Non-profit organization

The Dickens Society is a non-profit organization founded on 29 December 1970 by 40 participants at the Modern Language Association Convention in New York City. The Dickens Society's purpose is "to conduct, further, and support research, publication, instruction, and general interest in the life, times, and literature of Charles John Huffam Dickens (7 February 1812 – 9 June 1870)." In Dickens After Dickens (2020), Emily Bell notes, "The rise of neo-Victorian fiction in the 1960s further deepened the public interest in the author, and the establishment of the Dickens Society in 1970 represented another formal, international recognition of the value of academic study of Dickens." According to David Paroissien, "The Dickens Society was always meant to be an international" organization in contrast to the Dickens Fellowship, explicitly functioning as a "service society" that "would dedicate itself to supporting the scholarly needs of its members."

== Annual symposium ==
To increase engagement from its global membership in both hemispheres, the Dickens Society alternates its symposium location between various institutions and major cities in North America or Europe. One important feature of the event is that there is no keynote; graduate students, early career researchers, independent scholars, and tenured faculty are allotted equal space and time to present research. Delegates hail "from universities situated in Europe, India, Africa, the Middle East, the US and Canada."

== Scholarships ==
Each year, the Dickens Society funds several competitive scholarly awards and other financial support for its members, encouraging "research into almost anything to do with Dickens." As Nancy Aycock Metz states, "The society still honors many of the original goals – an annual MLA seminar, transatlantic scholarly exchanges, prizes and stipends to support the work of young professionals." The David Paroissien Prize, named for a notable founding member and Dickens Quarterly editor, is awarded "to the best peer-reviewed essay on Dickens published in a journal or edited collection." The Robert B. Partlow Jr. Prize, which honors another founding member, former officer, and influential Dickensian scholar, is conferred upon the best paper written and submitted prior to the annual symposium by a graduate student, independent scholar, or untenured faculty member.

== Dickens Quarterly ==
The journal of The Dickens Society, first entitled Dickens Studies Newsletter, predated the founding of the Society by a year. First published in 1970, and edited by Robert Patten, the journal's title was changed to Dickens Quarterly in March 1984. Dickens Quarterly's long-time general editor was the late scholar David Paroissien, who published a detailed retrospect about the organization and journal's history in 1996 and again in 2010. Currently, it is edited by Dominic Rainsford (Aarhus University).
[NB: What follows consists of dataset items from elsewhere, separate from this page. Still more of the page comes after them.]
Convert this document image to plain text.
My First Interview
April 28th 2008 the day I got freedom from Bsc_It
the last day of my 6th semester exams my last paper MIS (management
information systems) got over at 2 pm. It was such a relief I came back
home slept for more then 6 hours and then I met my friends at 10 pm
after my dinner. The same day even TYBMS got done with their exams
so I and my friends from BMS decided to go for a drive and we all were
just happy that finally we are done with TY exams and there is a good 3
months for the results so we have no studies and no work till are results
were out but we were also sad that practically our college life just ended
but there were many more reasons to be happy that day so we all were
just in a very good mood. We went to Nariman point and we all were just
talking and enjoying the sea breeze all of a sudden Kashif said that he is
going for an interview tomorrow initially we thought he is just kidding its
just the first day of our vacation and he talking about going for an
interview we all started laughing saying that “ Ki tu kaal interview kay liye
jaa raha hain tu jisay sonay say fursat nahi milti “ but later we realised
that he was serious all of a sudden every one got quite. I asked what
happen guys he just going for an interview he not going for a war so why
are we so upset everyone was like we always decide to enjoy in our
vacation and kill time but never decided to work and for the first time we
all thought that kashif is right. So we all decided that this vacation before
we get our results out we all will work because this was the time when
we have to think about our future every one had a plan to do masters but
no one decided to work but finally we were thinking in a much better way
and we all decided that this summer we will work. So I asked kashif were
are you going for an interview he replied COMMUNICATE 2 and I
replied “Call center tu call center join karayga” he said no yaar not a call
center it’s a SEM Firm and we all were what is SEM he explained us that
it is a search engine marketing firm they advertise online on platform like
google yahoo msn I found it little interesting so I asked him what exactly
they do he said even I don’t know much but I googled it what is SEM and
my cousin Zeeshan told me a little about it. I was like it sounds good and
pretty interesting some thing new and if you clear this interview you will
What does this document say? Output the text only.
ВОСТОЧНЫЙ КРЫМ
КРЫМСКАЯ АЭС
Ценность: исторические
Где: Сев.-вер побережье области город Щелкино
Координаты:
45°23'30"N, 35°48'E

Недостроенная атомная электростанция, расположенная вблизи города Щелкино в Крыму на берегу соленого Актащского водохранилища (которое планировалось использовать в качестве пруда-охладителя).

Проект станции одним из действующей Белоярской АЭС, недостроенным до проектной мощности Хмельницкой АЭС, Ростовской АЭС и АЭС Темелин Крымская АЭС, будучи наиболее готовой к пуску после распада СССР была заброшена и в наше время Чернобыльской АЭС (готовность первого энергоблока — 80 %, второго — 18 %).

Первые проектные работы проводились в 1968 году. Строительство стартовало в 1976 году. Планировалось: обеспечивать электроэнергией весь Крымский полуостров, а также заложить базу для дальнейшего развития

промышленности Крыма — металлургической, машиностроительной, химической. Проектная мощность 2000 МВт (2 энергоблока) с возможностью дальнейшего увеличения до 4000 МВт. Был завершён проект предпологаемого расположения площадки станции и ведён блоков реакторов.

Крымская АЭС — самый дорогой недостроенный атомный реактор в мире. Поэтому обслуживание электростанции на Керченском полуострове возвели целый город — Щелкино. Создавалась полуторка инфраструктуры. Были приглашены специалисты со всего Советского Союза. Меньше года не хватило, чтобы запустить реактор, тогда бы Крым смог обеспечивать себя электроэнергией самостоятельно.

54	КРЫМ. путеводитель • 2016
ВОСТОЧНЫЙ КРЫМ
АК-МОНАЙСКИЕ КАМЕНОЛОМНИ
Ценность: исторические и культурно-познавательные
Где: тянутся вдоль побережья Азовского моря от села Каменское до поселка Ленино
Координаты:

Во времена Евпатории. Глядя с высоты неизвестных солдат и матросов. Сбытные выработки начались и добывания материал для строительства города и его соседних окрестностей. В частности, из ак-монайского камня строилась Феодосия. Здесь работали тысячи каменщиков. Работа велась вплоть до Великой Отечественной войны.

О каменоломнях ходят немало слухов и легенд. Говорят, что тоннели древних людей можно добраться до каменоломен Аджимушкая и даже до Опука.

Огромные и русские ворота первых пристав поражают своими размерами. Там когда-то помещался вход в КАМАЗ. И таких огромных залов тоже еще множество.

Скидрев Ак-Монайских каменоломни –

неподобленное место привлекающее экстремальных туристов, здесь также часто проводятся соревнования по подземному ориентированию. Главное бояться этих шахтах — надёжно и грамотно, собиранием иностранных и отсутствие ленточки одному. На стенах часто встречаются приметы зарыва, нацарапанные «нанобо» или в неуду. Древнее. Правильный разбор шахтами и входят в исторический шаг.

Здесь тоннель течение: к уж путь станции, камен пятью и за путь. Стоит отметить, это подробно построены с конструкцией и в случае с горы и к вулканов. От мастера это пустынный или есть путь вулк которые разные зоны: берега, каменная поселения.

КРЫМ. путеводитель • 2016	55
Dickens Quarterly is published four times a year by Johns Hopkins University Press. A subscription to it is included in the cost of annual membership. Recent issues are featured on Project Muse, and its archive appears on JSTOR. Together with the Dickensian (Dickens Fellowship) and Dickens Studies Annual, it forms a triad of leading publications devoted to presenting new research into the life and times of Charles Dickens.